J. Miller (Maiden name, as in ATA) Stratford.
Learned at Oakland Airport, CA. 1939-40. CPT program under University
of California at Berkeley. Commercial License and Instructor rating
in1941 in Los Angeles, CA area. Taught CPT 1941-42 L.A. area and Bishop,
"Heard" about ATA at airport Los Angeles, CA area; referred
to Polly Potter who told me about ATA program (she herself had volunteered).
Interviewed by Jackie Cochran late January or early Feb. 1942 and accepted
in 5th group (of 6).
To Dorval Airport (Montreal, Canada) via train from Los Angeles late
June, 1942. Checkout in July by Harry Smith, an American in the ATA,
in AT-6 Harvard, a "big" plane at that time. I was only one
(of about 5-6) to ship out to England, along with Opal Anderson, who
had qualified in previous group. Later on, found out Bobbie Leveaux
had qualified in my group, was delayed because of illness, and went
to England with following (6th) group. Voyage to England: Aboard at
Montreal and a week on freighter "Winnipeg II" to Halifax,
picking up materials along the way. Then joined group of ships (convoy)
across Atlantic. Some submarine action but we were o.k. Aboard ship
were about 100 RCAF fighter pilots enroute to fighter squadrons in England.
Some only had 100-300 flight hours! Learned later that the Winnipeg
II was sunk on its return trip to USA.
Arrived Liverpool, date not remembered. Air raid (wailing siren) first
night sent me hiding under bed! No damage to bed, city or me (except
embarrassment, and a faster heartbeat).
Favorite Airplane - Spitfire XI. However all other aircraft interesting,
some just "nicer" than others.
Made 612 deliveries; flew 899 flight hrs. including the short checkouts.
50 types of aircraft flown, of which 35 single-engine and 15 twin-engine,
not including variants (such as17 different variants of the Spitfire).
After initial checkout, posted (stationed) to Hamble (near Southampton),
and then to Prestwick, Scotland, Aston Down (near Bristol) and finished
at White Waltham, HQ of ATA as war winding down in 1945.

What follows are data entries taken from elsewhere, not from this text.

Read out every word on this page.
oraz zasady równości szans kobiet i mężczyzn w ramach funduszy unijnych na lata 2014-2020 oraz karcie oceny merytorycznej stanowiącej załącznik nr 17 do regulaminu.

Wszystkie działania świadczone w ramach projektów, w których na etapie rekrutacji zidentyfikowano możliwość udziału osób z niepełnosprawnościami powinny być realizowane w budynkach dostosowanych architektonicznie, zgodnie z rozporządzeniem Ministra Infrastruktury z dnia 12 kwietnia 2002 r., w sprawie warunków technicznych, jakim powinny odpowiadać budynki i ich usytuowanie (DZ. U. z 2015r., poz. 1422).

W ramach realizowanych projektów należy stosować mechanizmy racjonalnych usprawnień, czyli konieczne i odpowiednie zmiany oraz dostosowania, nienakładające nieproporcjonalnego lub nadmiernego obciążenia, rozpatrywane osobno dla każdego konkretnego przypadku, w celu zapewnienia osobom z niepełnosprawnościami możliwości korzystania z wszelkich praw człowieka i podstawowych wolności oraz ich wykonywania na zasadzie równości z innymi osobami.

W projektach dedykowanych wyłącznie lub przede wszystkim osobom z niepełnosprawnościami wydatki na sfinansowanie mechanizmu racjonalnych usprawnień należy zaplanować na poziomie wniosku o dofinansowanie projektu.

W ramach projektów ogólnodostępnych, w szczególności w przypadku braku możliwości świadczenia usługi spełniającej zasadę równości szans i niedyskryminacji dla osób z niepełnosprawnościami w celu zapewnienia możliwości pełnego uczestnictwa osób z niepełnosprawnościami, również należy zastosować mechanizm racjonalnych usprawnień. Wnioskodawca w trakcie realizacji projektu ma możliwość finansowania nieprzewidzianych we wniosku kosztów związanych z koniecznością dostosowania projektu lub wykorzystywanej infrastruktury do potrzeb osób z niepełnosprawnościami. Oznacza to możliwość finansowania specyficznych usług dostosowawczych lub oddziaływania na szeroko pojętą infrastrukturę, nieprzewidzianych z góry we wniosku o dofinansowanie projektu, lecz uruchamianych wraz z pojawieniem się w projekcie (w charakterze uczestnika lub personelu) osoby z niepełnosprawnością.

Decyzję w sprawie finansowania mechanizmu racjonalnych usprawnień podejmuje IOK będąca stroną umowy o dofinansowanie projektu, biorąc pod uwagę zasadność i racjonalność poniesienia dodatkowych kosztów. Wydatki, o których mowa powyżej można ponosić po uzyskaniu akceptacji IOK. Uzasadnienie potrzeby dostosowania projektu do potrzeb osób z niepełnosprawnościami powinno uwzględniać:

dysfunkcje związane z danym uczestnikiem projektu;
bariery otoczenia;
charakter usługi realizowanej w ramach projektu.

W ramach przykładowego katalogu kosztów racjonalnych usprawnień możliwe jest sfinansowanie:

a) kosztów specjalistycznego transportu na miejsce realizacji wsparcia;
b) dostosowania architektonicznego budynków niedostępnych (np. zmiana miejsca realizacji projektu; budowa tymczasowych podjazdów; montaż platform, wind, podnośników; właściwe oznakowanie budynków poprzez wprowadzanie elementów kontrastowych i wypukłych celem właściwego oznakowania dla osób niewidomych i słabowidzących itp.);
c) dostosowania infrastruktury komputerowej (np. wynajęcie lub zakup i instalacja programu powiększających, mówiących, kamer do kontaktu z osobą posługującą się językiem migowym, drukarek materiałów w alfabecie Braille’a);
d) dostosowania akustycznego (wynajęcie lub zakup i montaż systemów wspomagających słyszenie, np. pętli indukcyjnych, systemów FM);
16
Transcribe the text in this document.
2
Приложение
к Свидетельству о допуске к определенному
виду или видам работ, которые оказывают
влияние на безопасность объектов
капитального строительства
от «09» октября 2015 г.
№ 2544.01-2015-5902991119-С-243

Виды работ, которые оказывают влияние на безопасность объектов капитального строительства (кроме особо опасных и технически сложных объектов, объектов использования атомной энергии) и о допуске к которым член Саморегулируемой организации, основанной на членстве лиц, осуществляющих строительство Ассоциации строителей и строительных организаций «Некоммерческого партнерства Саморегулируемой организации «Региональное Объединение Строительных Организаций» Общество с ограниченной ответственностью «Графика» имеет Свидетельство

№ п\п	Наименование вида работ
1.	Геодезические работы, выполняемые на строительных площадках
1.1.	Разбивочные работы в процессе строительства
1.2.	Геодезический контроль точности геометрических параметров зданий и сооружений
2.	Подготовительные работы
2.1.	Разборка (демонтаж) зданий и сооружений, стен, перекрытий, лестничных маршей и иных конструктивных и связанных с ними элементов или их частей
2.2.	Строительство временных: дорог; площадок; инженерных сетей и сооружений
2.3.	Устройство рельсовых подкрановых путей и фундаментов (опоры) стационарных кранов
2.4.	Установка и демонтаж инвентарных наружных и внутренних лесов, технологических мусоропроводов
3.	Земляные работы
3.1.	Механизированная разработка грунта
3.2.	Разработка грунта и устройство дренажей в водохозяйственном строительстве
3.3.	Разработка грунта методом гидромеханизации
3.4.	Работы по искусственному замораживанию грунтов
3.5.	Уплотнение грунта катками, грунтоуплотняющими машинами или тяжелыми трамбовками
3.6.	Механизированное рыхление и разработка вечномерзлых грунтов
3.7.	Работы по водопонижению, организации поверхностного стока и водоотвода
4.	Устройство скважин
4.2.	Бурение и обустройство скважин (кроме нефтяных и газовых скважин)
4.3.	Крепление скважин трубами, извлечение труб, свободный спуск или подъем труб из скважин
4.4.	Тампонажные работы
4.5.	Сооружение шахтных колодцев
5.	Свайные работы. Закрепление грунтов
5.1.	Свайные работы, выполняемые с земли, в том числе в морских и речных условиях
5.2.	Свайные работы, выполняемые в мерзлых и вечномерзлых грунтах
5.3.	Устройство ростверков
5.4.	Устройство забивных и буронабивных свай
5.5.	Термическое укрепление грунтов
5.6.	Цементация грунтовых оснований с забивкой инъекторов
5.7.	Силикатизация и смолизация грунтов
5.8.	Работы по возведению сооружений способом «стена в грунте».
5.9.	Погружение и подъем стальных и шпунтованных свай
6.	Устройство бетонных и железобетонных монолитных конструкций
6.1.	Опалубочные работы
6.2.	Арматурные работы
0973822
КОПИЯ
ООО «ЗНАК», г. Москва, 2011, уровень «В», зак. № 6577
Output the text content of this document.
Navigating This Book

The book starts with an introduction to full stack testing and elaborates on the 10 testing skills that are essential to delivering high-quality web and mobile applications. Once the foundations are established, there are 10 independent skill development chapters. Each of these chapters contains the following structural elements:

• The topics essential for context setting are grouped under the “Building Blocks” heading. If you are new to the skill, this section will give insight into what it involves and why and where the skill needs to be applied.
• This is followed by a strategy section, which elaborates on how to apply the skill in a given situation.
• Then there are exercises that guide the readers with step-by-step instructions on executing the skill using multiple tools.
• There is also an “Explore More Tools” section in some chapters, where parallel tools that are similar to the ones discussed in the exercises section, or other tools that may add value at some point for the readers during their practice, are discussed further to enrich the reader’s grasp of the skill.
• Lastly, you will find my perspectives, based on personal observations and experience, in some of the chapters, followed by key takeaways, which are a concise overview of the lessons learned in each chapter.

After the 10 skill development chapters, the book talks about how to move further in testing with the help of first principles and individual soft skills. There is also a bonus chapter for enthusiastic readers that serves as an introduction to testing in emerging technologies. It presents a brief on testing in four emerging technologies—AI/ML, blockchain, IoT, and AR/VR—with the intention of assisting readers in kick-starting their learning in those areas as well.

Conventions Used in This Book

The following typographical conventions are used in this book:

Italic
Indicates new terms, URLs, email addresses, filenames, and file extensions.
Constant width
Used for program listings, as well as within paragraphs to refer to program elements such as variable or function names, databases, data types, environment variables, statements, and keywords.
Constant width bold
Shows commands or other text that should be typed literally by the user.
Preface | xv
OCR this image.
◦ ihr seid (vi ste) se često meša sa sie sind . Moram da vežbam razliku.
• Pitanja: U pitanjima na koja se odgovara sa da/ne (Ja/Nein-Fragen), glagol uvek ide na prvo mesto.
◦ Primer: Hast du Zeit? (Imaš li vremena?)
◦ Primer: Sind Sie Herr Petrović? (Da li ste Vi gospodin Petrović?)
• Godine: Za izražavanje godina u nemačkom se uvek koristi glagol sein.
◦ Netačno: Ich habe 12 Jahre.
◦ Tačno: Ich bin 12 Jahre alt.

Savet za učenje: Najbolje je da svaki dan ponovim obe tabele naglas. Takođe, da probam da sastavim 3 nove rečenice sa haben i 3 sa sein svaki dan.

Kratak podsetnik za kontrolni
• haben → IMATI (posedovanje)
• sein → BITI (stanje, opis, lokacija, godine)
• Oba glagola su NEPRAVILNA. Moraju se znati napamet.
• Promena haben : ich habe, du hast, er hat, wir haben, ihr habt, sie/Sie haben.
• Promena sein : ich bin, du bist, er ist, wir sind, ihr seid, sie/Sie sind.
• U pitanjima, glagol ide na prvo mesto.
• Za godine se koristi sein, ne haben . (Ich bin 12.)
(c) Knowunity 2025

Returned by ship, exact date unknown but probably in August or early
September 1945 after war over in Europe and Japan. Edith Foltz Stearns,
Vi Milstead of Canada, and Louise Schuurman (Dutch, but one of the "Cochran
group") returned on same ship.
After war, lucky to find some flight instructing jobs, finally landing
in Corvallis, Oregon. Continued giving flight instruction and ground
school; eventually was check pilot and bookkeeper. Was first woman helicopter
rated pilot on West Coast (1947), second commercially rated woman in
USA, and 4th in free world. Also did agricultural flying in Stearman
450HP for years. In 1960 moved to Juneau, Alaska, working with helicopters
only (Livingston Copters, Inc.), thereby becoming the first woman helicopter
"bush" pilot in Alaska. Company sold in 1977, and stopped
flying in 1978, as my hearing had deteriorated severely due to nerve
damage caused by engine noise. Total about 8500 flight hours in over
100 types of aircraft.
Jobs as above. Marriage to Arlo Livingston, 1956; Arlo deceased 1986.
Married Milton W. Stratford 1991. No children.
6/12/19 - "and after 80 you can wear purple!"